Strong Moral Principles
We can all agree that today’s Knight has to be a man or woman of strong moral principles.
But what if our principles are wrong? It’s certainly possible. We are constantly confronted by conflicting, ready-made opinions from which society expects us to choose. We hear it everyday in political and religious discourse. We see how well-meaning people often interpret things radically different. Instead of searching for truth, they hunker down and defend positions, some of which, by sheer necessity, must be wrong.
This is why The Mystical Court takes a culturally non-political and non-sectarian approach.
That doesn’t mean we have no opinion on political or religious topics. All our members do, and not all members agree with one another. Everyone occupies a different point of reference on his or her quest. As people learn, they change. They grow. Excluding them because of minor differences would be self-defeating. Instead, we unite under the banner of the quest itself, with its culturally-engrained values, and support the personal development that the questing process inevitably builds.
Our unique approach to developing moral principles accords both with nature and freedom.
It proclaims a priority of conscience, using our ability to apply reason to understand and follow its moral dictates. This is what we mean by Nature’s Law. It consists of our everyday lives, but in the form of questing rather than just surviving. Its goal is the noble development of personal autonomy.Autonomy, often derogatively referred to as “self-law,”actually means obedience to the spiritual law of conscience and reason. This is what distinguishes human nature from all others, and completes who we are.
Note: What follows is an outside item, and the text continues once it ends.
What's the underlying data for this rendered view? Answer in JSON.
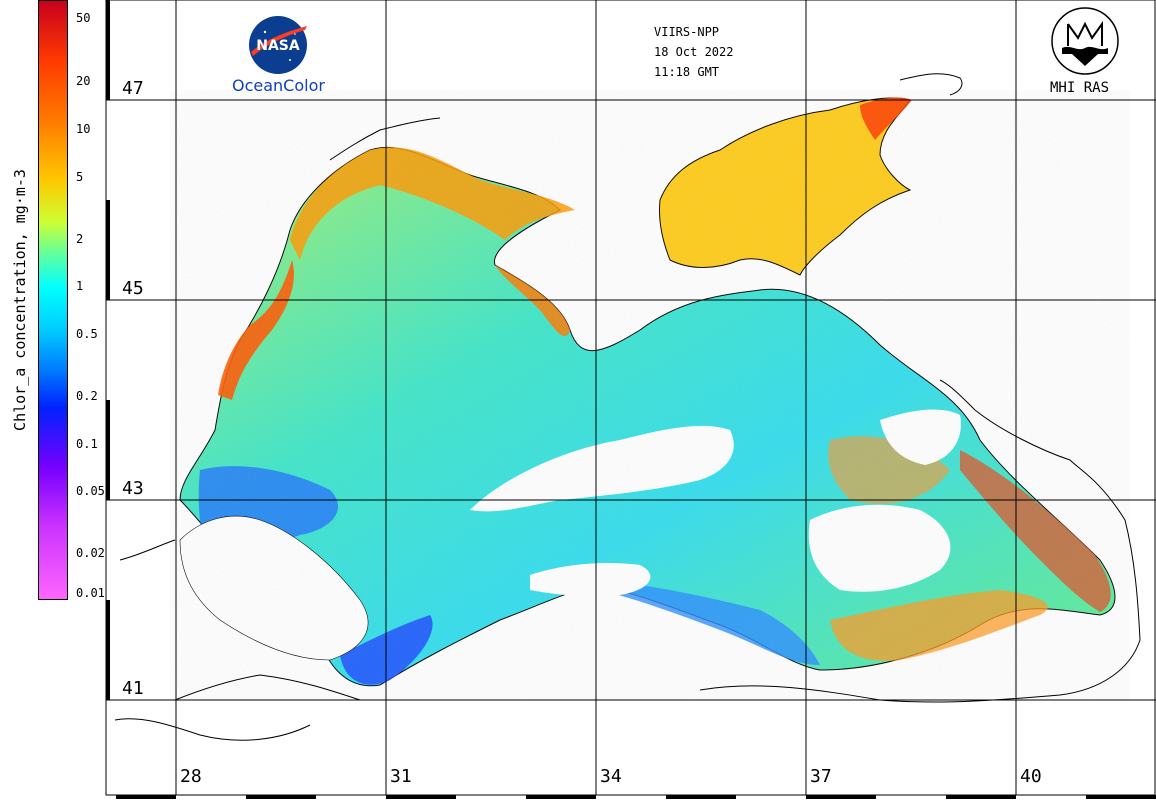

Freedom provides the rich soil which facilitates this process. When we listen carefully to our own inner longing, it points to autonomy as its goal.
What does this mean? It means embracing a process of growth. Life is change, and the quest shapes us to be heroes in that change. It requires that we question values that were previously pressed upon us; an examination of prejudice that we are all inclined to collect. Our best virtues are at least questionable until we do that.
This is possible only in a state of freedom, which underscoring the essential quality of freedom to personal growth. No matter what our successes, we stagnate if we remain hardened products of a social blueprint. The goal of freedom is attaining the autonomous development of virtue, of living a good and therefore happy life, not as someone else would make you, but as you really are.
The 12 Trusts provide a cultural path or tradition, enriched by the wisdom centuries, that can help, but never replace the direct experience of life itself.